As of 2025, Interprint had 37 production presses with a total capacity of 2.1 billion square metres at 9 production sites in Germany, the United States, Poland, Malaysia, China, Russia, Brazil and Spain and had approximately 1,600 employees worldwide. It is headquartered in Arnsberg, North Rhine-Westphalia / Germany.

Since 2019, Interprint has been fully owned by Japanese company Toppan Group after it acquired the company from Wrede Industrieholding.

== History ==

Interprint was founded by Paul Wrede in 1969. In 1983 Interprint establishes its first subsidiary in the United States, with Interprint becoming the number one for decor printing in North America. In 1990 the company opened a sales office in Moscow, Russia.
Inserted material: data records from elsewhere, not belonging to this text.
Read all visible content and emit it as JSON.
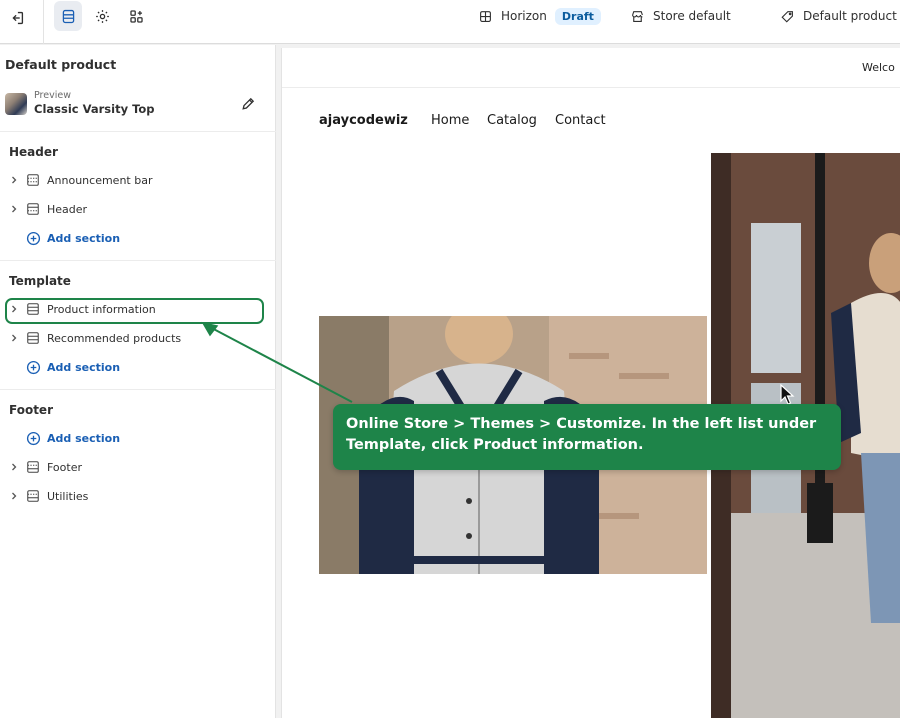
{
  "topbar": {
    "theme_name": "Horizon",
    "theme_status": "Draft",
    "store": "Store default",
    "template": "Default product"
  },
  "sidebar": {
    "title": "Default product",
    "preview": {
      "label": "Preview",
      "value": "Classic Varsity Top"
    },
    "groups": {
      "header": {
        "title": "Header",
        "items": [
          "Announcement bar",
          "Header"
        ],
        "add_label": "Add section"
      },
      "template": {
        "title": "Template",
        "items": [
          "Product information",
          "Recommended products"
        ],
        "add_label": "Add section"
      },
      "footer": {
        "title": "Footer",
        "add_label": "Add section",
        "items": [
          "Footer",
          "Utilities"
        ]
      }
    }
  },
  "store_preview": {
    "welcome": "Welco",
    "brand": "ajaycodewiz",
    "nav": [
      "Home",
      "Catalog",
      "Contact"
    ]
  },
  "annotation": {
    "text": "Online Store > Themes > Customize. In the left list under Template, click Product information.",
    "color": "#1e8449"
  }
}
In 1995 Interprint goes beyond its continental frontiers for the second time, opening a new production plant in Malaysia to cater for the Asian region. In 1997 it navigates its way over the Alps to Italy, where it opens its sales office Interprint Italia S.r.l. In 1998 Interprint set a new standards in the Eastern European markets thanks to its new production plant in Poland. In 2001 Interprint opened a sales office in Shanghai, China and in 2003 it opened a production plant in Changzhou, China.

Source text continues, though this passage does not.